Upward-Sloping ST Segment: Benign Early Repolarization
An upward-sloping (concave) ST segment on a 12-lead ECG is typically a benign finding, most commonly representing normal early repolarization rather than acute myocardial infarction. 1
Key Diagnostic Principle
The morphology of the ST segment provides critical prognostic information. J waves followed by a rapidly ascending (upward-sloping) ST segment are consistently benign 2. This pattern contrasts sharply with the horizontal or descending ST segments that carry increased arrhythmic risk.
Clinical Context Matters
Normal Early Repolarization
- The upward-sloping ST segment combined with J-point elevation represents the classic benign pattern 1
- Approximately 95% of asymptomatic athletes with early repolarization demonstrate this rapidly ascending pattern 2
- The ST segment in normal J-point elevation (particularly in V1-V2) typically slopes down steeply from an elevated starting point 1
Critical Caveat: Acute LAD Occlusion
However, concave ST morphology cannot be used to exclude STEMI with left anterior descending (LAD) coronary occlusion 3. In a study of proven LAD occlusions requiring emergent intervention:
- 43% demonstrated concave morphology
- 19-24% had both concave morphology AND borderline ST elevation
- Concave morphology was associated with shorter symptom duration, suggesting earlier presentation 3
Distinguishing Features
Benign Pattern (Early Repolarization):
- Rapidly upsloping/concave ST segment
- J-point elevation with steep downward slope
- Most pronounced in V2
- No reciprocal changes
Concerning Pattern (Acute Ischemia):
- More horizontal ST segment despite elevation
- Convex (upward) morphology
- Reciprocal ST depression in opposite leads
- Convex ST elevation carries 2.7-fold increased likelihood of severe LV dysfunction 4
Risk Stratification Algorithm
- Assess ST segment slope: Rapidly ascending = reassuring
- Check for reciprocal changes: Absence favors benign etiology
- Evaluate clinical context: Chest pain, symptom duration, risk factors
- Consider lead distribution: Inferior leads only vs. widespread
- Look for horizontal/descending segments: These increase arrhythmic risk 2
Common Pitfall
Do not assume all concave ST elevation is benign in the setting of chest pain. The traditional teaching that concave morphology excludes acute MI has been challenged—43% of proven LAD occlusions showed this pattern 3. When clinical suspicion is high, proceed with troponin measurement and serial ECGs regardless of ST morphology.

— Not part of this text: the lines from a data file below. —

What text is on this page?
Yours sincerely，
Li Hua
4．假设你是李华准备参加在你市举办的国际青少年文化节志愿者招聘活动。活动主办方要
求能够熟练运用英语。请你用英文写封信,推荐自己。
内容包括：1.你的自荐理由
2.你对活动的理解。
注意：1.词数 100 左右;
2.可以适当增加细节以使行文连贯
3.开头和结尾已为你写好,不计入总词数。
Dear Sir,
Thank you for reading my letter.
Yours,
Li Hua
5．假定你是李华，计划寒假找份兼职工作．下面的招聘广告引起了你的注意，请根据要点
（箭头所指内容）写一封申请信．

Population-Specific Considerations
Normal J-point elevation varies by demographics 1:
- Higher in blacks than whites
- Higher in men than women
- Decreases with age in men
- Upper normal limits in V2: 0.15-0.33 mV depending on age, sex, and race
The upward-sloping pattern itself remains benign across all demographic groups when truly representing early repolarization 2.